The lack of theoretic grounding for many QI interventions is in stark contrast to the clinical research (see Chapter 3). By the time a clinical intervention reaches the stage of evaluation in a randomized trial, a substantial body of research (both basic scientific and epidemiologic) generally exists and lends credence to the hypothesis that the intervention will benefit patients. as A number of theoretic models of behavioral or organizational change so exist, as noted in Chapter 2, but their usefulness and applicability to QI interventions in health care has not been well studied. Improving the state of evidence regarding QI interventions will require commensurate improvements in the preliminary research leading up to the design or selection of a particular intervention.

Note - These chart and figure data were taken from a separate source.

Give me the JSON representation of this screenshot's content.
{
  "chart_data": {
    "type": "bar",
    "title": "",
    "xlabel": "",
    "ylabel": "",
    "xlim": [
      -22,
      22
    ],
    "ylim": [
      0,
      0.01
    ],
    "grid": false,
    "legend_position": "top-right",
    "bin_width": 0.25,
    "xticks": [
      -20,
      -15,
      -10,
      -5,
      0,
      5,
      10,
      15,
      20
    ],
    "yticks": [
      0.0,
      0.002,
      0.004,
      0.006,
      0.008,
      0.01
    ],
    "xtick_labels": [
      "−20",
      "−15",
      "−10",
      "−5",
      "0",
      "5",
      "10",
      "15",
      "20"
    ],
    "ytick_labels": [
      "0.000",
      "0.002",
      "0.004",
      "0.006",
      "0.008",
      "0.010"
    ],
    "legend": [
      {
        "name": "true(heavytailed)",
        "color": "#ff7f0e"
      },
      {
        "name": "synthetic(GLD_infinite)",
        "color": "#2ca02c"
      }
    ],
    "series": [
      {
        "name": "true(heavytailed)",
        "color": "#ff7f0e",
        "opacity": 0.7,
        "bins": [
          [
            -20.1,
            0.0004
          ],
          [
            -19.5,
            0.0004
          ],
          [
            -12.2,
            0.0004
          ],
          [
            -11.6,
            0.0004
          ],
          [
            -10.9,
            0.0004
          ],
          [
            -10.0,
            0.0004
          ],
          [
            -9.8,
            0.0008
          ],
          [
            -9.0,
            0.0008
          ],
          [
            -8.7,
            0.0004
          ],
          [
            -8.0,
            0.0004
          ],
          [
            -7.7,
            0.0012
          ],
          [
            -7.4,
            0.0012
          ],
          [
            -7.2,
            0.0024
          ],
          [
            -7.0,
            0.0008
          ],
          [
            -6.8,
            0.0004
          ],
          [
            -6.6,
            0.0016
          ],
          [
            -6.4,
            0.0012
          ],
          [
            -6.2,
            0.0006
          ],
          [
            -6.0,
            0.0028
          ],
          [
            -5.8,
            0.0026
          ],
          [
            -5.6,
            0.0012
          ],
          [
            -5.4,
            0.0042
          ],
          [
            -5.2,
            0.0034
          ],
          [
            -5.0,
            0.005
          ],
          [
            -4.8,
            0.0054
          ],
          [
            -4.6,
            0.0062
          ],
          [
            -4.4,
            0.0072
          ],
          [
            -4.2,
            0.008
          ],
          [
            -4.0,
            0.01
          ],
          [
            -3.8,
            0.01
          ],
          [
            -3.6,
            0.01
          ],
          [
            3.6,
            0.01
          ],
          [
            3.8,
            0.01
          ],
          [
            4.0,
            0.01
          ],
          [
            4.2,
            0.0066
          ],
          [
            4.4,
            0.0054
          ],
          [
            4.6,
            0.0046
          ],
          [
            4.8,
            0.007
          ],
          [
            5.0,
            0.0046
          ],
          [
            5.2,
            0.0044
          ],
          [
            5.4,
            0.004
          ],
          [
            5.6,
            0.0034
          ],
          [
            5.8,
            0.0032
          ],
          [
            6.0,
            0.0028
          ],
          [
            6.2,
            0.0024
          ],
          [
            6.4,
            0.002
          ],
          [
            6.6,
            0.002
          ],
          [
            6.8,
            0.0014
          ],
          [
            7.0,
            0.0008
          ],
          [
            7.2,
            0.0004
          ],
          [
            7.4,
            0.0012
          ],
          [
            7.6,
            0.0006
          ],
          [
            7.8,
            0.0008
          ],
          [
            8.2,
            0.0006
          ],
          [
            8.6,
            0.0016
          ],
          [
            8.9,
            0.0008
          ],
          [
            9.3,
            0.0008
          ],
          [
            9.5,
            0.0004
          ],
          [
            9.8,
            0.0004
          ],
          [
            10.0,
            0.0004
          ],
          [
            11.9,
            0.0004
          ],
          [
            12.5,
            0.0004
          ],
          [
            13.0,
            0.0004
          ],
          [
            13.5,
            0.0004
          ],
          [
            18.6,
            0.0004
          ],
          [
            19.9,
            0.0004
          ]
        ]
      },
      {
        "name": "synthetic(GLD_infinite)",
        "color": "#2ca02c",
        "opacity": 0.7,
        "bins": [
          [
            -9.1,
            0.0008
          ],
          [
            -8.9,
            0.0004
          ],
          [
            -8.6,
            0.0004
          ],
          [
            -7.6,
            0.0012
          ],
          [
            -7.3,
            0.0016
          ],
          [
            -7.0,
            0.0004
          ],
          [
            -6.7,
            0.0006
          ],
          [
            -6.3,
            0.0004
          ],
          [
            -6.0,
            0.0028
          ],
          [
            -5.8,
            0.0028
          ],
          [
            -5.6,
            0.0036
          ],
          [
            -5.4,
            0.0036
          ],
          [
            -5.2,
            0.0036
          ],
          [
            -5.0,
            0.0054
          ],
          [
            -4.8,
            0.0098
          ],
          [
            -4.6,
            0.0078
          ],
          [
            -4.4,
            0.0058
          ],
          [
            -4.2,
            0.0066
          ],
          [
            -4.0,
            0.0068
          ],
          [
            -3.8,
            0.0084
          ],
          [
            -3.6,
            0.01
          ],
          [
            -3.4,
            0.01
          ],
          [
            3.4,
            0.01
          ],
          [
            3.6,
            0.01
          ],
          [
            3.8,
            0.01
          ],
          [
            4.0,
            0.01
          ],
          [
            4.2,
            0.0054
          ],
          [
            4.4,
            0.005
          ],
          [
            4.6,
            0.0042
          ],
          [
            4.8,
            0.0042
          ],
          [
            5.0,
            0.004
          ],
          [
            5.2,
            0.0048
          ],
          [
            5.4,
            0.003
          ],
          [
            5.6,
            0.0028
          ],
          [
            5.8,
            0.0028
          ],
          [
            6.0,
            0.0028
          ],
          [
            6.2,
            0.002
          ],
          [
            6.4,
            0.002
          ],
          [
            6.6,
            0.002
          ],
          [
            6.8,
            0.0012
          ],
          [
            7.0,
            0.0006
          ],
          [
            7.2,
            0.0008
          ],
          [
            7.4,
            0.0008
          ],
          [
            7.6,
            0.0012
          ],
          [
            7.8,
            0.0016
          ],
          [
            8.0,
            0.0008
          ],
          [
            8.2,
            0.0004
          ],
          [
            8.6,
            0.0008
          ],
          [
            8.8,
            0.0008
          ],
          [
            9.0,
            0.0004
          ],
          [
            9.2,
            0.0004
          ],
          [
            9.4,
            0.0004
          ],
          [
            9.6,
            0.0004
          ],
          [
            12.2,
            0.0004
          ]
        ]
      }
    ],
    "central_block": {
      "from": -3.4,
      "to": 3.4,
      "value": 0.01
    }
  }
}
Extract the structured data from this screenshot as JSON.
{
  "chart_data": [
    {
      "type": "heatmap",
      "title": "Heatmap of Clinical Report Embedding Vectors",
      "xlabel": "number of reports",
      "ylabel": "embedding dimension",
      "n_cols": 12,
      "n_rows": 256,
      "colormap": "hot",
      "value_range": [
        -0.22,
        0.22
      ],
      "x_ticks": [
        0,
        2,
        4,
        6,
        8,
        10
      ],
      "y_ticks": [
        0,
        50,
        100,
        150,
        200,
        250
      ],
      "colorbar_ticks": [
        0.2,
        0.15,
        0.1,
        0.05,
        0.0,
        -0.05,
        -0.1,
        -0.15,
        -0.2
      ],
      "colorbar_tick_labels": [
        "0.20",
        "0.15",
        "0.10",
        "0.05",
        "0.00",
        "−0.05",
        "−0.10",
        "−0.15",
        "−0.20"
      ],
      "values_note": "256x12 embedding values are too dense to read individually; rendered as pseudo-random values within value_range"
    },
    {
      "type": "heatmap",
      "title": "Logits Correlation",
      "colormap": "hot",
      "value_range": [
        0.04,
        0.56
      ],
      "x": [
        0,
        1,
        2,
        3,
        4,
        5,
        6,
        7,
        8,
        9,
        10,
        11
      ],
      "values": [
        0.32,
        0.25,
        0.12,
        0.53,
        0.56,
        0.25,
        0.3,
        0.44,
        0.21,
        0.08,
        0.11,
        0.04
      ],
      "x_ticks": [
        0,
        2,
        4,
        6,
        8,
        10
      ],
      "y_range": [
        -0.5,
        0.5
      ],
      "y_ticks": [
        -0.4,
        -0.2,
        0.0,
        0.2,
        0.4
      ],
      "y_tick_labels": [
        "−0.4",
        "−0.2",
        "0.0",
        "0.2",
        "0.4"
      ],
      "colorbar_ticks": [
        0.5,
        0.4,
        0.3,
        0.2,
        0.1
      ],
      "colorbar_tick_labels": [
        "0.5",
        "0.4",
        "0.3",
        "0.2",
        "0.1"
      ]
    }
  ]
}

Despite the aforementioned general concerns regarding the methodology and underpinnings of many QI intervention evaluations, it is possible that beneficial interventions already exist and that our analysis has failed to identify their benefits relative to other interventions or usual care. It is worth noting in this regard that the investigators' analysis suggested a modest but statistically significant correlation between study period and baseline provider adherence (i.e., more recent studies tended to report higher baseline adherence). This suggests quality improvement has occured and, perhaps more importantly, that achieving the same rate of improvement may become more difficult with time. The decision to pursue further improvements with respect to any given target depends on a number of factors: the effectiveness of the targeted process of care (e.g., how well tight control works to prevent diabetic complications); the effectiveness of strategies for promoting further changes in patient or provider behavior; the costs associated with the targeted quality gap; and the costs of interventions attempting to narrow this gap.179

The small number of studies in certain areas also is likely to limit our ability to detect true benefits for QI strategies. Although this review is the largest study of this particular topic area to date, the number of studies for a particular QI strategy assessing specific outcomes was generally 10 or fewer. When possible, the investigators performed regression analysis and also nonparametric tests to assess for differences between medians. Given the small number of studies in some groups, however, the possibility that small effects may have gone undetected cannot be ignored.

In an attempt to increase the number of studies providing data for the quantitative analysis, the researchers focused on glycemic control (measured by serum HbA1c ) as the sole measure of disease control. Thus, they were unable to capture the impacts of the interventions on other important aspects of diabetes-related morbidity, such as cardiovascular disease. A QI strategy producing even a modest impact on blood pressure control or hyperlipidemia could confer substantial benefits to patients. In fact, one of the most comprehensive studies in the sample82 demonstrated a reduction in cardiovascular mortality, while reporting no significant reduction in HbA1c for intervention patients compared with patients receiving usual care. Thus, in the absence of markedly positive effects for any single strategy, a crosscutting strategy that has modest individual effects on glycemic control, hypertension, and hyperlipidemia could result in a significant benefit for diabetic patients.



This inverse correlation persisted with restriction among randomized trials and even among randomized trials without clustering effects (Spearman = 0.415; p=0.07). The loss of statistical significance for the second subset presumably reflects the decreased number of studies.